Le nouveau ministre français de l’Intérieur, Laurent Nuñez, a exprimé, hier, son souhait de «rouvrir les canaux de dialogue» avec l’Algérie, après plus d’un an de fortes tensions diplomatiques entre les deux pays.
Dans une interview accordée à plusieurs médias français, dont France Inter et Le Monde, le nouveau locataire de la place Beauvau entend réengager les discussions avec l’Algérie. Dans sa déclaration, Laurent Nuñez a indiqué que «la tension actuelle avec l’Algérie a conduit à un gel des relations et de la coopération sécuritaire» entre les deux pays. «Pour un ministre de l’Intérieur, c’est une situation préoccupante et un vrai problème. Il faudra, à un moment donné, reprendre le dialogue avec les Algériens sur les questions de sécurité et d’échange d’informations, et je vais m’y atteler prochainement», a-t-il avancé. Interpellé sur un rapport parlementaire rendu public le 15 octobre qui propose de remettre en cause l’accord franco-algérien de 1968, estimé à un coût de 2 milliards d’euros chaque année pour la France, le successeur de Bruno Retailleau a affirmé qu’ «il n’est pas complètement parfait, je vous le concède, mais pour l’instant, sa dénonciation n’est pas à l’ordre du jour».
L’accord de 1968 «pas à l’ordre du jour»
Cette déclaration constitue le premier signal du nouveau ministre quant à sa volonté d’apaisement et de reconstruction de la relation avec l’Algérie, après plusieurs mois de blocage dans les relations bilatérales depuis l’été 2024. D’ailleurs, il a tenu à préciser que la remise des accords de 1968 n’est pas à l’ordre du jour. «Il n’est pas complètement parfait, je vous le concède, mais pour l’instant, sa dénonciation n’est pas à l’ordre du jour», a-t-il balayé.
Notons que la crise a commencé lorsque Paris a reconnu le «plan d’autonomie sous souveraineté marocaine» au Sahara occidental, ce qui avait suscité une vive réaction d’Alger.

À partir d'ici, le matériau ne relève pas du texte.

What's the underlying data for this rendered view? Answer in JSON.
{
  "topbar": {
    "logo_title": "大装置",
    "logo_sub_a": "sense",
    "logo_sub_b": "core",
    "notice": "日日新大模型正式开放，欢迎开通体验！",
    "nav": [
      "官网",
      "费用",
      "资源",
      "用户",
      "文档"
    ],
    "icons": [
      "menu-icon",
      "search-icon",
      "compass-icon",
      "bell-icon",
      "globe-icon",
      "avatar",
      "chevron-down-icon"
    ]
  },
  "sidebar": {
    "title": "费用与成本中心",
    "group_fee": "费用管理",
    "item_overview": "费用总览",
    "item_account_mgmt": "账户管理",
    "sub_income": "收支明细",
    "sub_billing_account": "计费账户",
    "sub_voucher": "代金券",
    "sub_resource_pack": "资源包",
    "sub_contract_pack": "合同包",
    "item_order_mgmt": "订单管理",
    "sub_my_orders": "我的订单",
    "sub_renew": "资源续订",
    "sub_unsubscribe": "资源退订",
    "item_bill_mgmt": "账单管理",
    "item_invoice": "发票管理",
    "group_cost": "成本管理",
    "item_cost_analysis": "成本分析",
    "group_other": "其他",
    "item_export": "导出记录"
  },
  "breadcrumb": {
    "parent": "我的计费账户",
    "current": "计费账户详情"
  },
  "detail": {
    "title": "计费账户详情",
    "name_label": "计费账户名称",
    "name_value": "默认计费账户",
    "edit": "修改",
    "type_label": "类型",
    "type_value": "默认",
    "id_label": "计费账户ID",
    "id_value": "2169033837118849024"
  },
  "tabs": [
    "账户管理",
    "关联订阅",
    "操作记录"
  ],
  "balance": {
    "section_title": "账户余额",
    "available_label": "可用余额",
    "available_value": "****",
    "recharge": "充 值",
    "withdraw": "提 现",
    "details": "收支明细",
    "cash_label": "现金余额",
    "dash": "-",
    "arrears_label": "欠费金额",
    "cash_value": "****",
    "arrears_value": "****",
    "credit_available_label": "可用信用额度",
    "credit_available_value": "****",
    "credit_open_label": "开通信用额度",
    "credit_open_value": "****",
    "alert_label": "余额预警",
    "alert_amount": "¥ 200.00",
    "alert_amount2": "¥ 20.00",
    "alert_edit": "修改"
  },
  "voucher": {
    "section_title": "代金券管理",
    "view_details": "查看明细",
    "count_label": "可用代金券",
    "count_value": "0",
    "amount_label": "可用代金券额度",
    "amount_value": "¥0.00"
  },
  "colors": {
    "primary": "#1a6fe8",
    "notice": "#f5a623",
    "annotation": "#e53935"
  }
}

Selon la partie française, la crise est également liée au refus de l’Algérie d’accueillir ses ressortissants faisant l’objet de décisions d’expulsion de France.
Laurent Nuñez a précisé que les Algériens représentaient la première nationalité parmi les personnes arrêtées en situation irrégulière en France, avec 33 754 personnes enregistrées en 2024, révélant que «40% des personnes dans les centres de rétention administrative sont des Algériens.» Selon Laurent Nunêz, les Algériens occupent la tête des nationalités étrangères présentes en France – on y comptait 649.991 Algériens en 2024 – et la deuxième place pour les obtentions d’un premier titre de séjour.
Une rupture dans la forme
Les déclarations du nouveau ministre interviennent quelques jours après sa prise de fonctions, en remplacement de Bruno Retailleau, qui avait auparavant appelé à revoir l’accord bilatéral et à durcir les conditions de séjour des Algériens. Or, le nouveau ministre de l’Intérieur veut rompre avec les manières de faire de son prédécesseur, en revendiquant «une rupture dans la forme». «Je ne convoquerai jamais le débat sur l’assimilation. Moi, je crois à l’intégration», a-t-il insisté, avant de préciser que cette rupture sémantique ne s’accompagnera pas d’une «rupture sur le fond».
Ces propos du nouveau ministre de l’Intérieur traduisent-ils une nouvelle orientation au sein du gouvernement français, en quête de relance de la coopération avec Alger, après une période de gel diplomatique sans précédent entre les deux pays depuis des décennies?